Overall, and despite the comparison to the bands precious releases for both Capitol and Warner’s, it is clearly apparent how this one sleeve epitomises the mood of the album held within. It deserves serious listening, serious appraisal … and it is indeed a serious offering."

Friday, 17 August 2012

Francis Albert Sinatra & Antonio Carlos Jobim


I have mixed feelings about ‘100 Greatest‘ lists. At best: They can introduce you to new music or make you revisit music you already own but have neglected. At worst: They are unimaginative and lazy lists with the same old albums and artists always featuring (albeit, you may argue, for good reason). I'm still a sucker for them though...

Occasionally you can be surprised. Years ago I saw a list of the 100 ‘coolest’ albums. While the term is about as subjective as they come, quite a number of albums I had never heard of featured. Three stuck in my mind and this was one of them (the other two were No Other by Gene Clark and Pacific Ocean Blue by Dennis Wilson).

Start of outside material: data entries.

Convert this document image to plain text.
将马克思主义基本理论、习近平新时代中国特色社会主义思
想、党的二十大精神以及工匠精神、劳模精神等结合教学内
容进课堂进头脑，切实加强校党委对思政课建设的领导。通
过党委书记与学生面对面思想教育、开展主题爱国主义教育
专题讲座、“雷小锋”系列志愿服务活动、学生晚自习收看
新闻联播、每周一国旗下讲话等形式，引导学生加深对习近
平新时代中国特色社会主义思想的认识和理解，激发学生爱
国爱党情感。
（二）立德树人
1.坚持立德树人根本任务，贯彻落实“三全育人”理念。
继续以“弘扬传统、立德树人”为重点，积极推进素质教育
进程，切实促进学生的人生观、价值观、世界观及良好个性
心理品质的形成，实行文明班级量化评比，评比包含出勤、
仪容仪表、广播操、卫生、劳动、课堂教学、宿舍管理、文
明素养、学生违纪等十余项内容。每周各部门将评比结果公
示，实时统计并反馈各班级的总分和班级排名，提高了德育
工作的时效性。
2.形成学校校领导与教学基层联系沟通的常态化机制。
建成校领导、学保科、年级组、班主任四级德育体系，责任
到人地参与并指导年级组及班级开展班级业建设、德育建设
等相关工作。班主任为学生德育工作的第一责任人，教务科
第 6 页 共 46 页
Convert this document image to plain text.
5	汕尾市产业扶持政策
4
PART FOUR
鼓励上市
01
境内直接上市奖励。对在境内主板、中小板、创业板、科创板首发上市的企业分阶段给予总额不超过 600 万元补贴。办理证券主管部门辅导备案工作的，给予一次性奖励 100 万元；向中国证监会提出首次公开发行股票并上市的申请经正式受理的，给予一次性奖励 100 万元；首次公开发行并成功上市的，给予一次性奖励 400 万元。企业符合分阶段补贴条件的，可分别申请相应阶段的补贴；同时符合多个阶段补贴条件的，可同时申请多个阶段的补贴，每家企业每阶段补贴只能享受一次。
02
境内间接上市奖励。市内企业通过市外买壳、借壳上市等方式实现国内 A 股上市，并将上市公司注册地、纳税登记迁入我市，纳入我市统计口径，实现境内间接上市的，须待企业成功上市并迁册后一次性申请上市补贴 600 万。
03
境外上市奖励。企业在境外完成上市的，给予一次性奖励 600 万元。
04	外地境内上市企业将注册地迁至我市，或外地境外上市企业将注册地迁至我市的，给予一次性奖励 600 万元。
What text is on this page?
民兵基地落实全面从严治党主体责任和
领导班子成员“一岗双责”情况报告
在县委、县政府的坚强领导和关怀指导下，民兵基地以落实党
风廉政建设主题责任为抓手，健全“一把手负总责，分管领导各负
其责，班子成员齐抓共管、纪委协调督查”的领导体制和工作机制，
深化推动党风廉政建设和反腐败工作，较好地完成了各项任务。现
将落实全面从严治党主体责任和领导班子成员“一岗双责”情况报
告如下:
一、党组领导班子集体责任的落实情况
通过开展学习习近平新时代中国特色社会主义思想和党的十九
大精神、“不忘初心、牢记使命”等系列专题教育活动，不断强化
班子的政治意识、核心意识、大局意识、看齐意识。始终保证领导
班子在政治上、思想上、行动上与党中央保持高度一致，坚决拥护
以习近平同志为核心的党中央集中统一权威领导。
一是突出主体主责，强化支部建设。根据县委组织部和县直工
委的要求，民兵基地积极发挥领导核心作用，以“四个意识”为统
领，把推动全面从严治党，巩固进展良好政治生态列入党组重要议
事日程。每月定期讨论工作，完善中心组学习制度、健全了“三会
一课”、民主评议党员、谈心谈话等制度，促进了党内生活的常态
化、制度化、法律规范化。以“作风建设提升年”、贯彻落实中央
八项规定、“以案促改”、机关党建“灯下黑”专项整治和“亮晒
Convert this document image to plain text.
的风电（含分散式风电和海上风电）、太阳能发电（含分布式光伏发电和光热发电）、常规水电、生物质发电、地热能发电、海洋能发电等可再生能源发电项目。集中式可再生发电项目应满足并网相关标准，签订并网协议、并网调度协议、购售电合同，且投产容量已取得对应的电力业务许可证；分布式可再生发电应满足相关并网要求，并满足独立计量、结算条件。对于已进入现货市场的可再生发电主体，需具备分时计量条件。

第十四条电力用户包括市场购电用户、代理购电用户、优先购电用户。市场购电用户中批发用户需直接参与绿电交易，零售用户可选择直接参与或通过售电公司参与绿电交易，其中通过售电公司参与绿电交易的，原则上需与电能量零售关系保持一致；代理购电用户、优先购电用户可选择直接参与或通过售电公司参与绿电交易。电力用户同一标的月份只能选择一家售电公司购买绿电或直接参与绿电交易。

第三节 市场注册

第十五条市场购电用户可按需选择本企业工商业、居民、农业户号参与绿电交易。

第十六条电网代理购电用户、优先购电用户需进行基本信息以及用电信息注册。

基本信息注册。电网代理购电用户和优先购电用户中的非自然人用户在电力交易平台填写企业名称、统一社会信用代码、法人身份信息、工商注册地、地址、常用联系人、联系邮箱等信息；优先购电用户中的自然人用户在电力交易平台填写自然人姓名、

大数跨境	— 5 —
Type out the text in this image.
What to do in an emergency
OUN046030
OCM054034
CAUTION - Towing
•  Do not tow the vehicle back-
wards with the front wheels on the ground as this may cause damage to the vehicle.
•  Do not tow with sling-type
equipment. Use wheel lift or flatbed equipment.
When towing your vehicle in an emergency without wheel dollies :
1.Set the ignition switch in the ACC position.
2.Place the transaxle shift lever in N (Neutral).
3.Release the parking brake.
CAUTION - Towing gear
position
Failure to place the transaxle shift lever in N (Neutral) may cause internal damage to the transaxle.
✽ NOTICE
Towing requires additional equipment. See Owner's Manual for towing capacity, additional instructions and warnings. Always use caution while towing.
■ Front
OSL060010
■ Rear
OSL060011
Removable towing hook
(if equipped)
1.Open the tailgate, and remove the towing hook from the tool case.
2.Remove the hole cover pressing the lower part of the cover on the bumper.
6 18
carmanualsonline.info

The back cover turns out to be by the 'King of Liner Notes', Stan Coryn. This comes from a time (and genre) when liner notes were feted for their literary qualities. For this album Coryn evocatively reports from one of the recording sessions. Among other liner notes, he wrote those for Lee Hazelwood, Dean Martin and Everly Brothers' albums. Even the back cover seems to exude an effortless cool.

The photograph on the back was taken by Ed Thrasher. His NY Times obituary noted his, "work proved integral to the success of many...albums and helped define the look of rock. His overall art direction included commissioning photographers, typographers and illustrators for albums including the Jimi Hendrix Experience’s “Are You Experienced,” Van Morrison’s “Astral Weeks,” the Grateful Dead's “Anthem of the Sun,” the Doobie Brothers’ “Toulouse Street” and even Tiny Tim’s purposely cheesy “God Bless Tiny Tim.” An expressively moody self-portrait of Joni Mitchell appearing on the cover of her 1969 album “Clouds,” also started a small trend for musicians to create the art for their own records."